Digital monitoring of a spouse or partner can constitute illegal stalking, wiretapping or hacking. Laws and law enforcement have struggled to keep up with technological changes, even though stalking is a top warning sign for attempted homicide in domestic violence cases.
KidGuard, a phone app that can help keep tabs on children, promotes its surveillance for other purposes, like “How to Read Deleted Texts on Your Lover’s Phone.” A similar app, mSpy, advised a woman on secretly monitoring her husband. Still another, Spyzie, ran Google ads alongside results for search terms like “catch cheating girlfriend iPhone.” As such digital tools have multiplied, so have the options for people who abuse the technology to track others without consent, the New York Times reports. More than 200 apps and services offer would-be stalkers a variety of capabilities, from basic location tracking to harvesting texts and even secretly recording video. More than two dozen services were promoted as surveillance tools for spying on romantic partners. Most spying services required access to victims’ phones or knowledge of their passwords — both common in domestic relationships.

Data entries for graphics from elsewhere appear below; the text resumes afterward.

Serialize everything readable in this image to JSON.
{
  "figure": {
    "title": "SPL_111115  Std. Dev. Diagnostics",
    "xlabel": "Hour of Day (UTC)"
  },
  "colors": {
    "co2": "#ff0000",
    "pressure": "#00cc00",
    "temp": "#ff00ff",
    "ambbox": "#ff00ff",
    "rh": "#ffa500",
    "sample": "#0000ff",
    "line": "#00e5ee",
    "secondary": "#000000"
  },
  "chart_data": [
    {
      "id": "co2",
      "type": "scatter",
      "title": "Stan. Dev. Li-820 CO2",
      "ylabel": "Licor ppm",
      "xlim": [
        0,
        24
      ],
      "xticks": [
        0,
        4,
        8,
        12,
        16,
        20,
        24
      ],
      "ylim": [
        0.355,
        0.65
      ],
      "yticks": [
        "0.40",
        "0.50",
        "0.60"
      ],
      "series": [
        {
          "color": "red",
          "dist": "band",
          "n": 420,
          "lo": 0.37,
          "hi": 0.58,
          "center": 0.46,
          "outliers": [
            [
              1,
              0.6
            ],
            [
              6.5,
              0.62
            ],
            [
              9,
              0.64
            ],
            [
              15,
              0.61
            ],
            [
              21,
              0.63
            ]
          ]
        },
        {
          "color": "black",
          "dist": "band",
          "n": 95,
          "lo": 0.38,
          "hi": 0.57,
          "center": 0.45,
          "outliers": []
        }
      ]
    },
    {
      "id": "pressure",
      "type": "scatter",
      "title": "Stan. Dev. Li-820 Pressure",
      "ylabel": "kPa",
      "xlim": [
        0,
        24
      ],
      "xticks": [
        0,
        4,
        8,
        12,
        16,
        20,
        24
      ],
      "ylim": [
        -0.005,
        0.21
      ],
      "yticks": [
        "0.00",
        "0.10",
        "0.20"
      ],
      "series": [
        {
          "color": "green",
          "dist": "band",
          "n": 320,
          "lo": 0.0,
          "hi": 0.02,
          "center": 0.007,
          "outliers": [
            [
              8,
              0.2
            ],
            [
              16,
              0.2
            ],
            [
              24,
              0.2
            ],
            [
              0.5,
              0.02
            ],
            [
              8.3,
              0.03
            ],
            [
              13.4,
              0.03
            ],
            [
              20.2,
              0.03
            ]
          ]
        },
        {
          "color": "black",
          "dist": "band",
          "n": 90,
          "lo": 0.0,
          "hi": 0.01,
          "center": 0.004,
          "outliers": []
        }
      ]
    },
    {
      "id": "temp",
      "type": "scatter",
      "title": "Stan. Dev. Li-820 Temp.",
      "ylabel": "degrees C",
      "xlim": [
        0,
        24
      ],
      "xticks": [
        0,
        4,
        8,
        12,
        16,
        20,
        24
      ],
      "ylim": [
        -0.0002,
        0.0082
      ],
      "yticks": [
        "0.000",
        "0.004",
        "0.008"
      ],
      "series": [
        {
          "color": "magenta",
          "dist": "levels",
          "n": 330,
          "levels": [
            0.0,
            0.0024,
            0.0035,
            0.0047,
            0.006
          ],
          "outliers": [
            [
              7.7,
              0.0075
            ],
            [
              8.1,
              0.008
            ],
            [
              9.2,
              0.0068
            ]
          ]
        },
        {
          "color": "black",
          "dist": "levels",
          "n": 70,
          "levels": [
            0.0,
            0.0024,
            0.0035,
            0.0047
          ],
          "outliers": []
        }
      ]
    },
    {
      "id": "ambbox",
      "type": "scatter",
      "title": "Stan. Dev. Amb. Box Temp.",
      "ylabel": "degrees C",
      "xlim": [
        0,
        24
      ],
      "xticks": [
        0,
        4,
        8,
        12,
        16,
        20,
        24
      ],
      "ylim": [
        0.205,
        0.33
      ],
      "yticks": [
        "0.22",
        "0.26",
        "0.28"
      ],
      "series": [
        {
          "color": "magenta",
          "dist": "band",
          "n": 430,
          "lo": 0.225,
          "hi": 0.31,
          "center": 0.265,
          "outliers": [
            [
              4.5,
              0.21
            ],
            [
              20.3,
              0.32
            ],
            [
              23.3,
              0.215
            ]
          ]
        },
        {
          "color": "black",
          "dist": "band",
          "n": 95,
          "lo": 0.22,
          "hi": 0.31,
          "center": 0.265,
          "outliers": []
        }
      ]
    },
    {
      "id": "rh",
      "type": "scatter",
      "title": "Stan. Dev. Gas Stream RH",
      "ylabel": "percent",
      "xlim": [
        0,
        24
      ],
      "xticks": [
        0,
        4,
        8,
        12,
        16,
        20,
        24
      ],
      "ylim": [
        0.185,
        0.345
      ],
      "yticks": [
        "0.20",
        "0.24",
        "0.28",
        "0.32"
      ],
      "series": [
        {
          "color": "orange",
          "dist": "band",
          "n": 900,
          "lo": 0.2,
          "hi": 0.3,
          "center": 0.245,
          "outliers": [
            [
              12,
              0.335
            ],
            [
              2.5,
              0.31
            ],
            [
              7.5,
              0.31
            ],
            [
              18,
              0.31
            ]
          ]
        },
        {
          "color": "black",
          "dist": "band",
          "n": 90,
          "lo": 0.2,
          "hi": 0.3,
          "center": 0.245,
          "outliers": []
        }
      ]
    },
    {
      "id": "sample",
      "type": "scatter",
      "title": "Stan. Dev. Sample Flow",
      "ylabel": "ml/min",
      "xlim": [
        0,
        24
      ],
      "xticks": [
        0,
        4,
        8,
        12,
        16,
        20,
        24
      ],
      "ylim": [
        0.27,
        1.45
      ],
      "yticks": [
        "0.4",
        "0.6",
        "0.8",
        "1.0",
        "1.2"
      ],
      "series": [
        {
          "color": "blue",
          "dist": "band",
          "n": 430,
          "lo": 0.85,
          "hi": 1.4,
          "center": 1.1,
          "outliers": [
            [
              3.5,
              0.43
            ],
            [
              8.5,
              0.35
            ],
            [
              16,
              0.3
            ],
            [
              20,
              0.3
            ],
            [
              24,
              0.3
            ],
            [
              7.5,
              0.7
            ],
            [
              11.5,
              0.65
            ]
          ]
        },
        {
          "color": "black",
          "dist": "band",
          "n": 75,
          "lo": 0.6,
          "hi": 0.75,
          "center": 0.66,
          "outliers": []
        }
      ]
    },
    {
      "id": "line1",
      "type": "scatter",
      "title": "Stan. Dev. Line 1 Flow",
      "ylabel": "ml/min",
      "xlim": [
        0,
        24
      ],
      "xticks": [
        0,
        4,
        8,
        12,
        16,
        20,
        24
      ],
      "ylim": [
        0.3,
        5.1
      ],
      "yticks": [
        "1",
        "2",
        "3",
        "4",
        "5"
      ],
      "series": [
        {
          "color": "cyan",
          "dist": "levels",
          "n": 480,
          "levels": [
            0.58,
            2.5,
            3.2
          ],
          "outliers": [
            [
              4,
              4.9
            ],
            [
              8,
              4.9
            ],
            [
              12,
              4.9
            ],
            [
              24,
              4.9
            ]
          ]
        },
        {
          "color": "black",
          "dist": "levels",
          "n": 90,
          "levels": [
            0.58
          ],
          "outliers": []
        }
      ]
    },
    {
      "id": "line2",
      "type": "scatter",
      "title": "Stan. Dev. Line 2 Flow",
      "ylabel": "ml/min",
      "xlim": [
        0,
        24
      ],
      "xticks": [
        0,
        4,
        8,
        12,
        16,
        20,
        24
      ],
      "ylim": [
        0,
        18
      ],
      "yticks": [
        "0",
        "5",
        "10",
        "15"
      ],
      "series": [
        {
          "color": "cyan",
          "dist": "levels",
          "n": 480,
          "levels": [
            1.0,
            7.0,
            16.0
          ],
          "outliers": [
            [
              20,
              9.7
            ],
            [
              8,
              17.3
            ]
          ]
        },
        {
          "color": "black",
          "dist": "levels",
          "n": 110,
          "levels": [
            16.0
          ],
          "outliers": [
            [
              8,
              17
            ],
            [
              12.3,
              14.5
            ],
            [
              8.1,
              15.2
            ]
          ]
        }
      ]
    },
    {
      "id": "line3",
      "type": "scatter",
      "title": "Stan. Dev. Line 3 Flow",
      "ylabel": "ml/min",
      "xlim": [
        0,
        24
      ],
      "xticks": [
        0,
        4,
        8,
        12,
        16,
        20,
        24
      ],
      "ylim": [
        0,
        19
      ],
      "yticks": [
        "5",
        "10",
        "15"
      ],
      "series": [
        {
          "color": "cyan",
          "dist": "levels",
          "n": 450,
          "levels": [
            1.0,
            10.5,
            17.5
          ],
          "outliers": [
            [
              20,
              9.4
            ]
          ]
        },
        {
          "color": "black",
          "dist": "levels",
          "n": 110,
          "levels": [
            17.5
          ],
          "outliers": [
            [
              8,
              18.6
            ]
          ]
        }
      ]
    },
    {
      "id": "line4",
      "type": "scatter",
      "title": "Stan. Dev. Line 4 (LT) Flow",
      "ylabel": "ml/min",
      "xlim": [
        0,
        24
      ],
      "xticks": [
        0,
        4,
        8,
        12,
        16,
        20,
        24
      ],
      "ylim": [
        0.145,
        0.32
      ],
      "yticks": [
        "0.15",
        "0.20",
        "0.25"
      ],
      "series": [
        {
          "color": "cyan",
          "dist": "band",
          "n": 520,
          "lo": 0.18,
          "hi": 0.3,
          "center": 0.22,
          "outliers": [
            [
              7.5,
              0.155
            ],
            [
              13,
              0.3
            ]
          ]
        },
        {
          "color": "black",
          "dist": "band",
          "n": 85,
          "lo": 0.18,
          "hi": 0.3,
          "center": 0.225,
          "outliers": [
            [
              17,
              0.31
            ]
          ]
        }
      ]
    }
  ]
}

Digital monitoring of a spouse or partner can constitute illegal stalking, wiretapping or hacking. Laws and law enforcement have struggled to keep up with technological changes, even though stalking is a top warning sign for attempted homicide in domestic violence cases. “We misunderstand and minimize this abuse,” said Erica Olsen of the National Network to End Domestic Violence. “People think that if there’s not an immediate physical proximity to the victim, there might not be as much danger.” Data on electronic stalking are scarce, but data breaches at two surveillance companies last year revealed accounts of more than 100,000 users. The Centers for Disease Control and Prevention says 27 percent of U.S. and 11 percent of men at some point endure stalking or sexual or physical violence by an intimate partner with significant effects. Many law enforcement agencies don’t have the computer skills to help survivors, or don’t devote forensic resources to domestic abuse and stalking cases.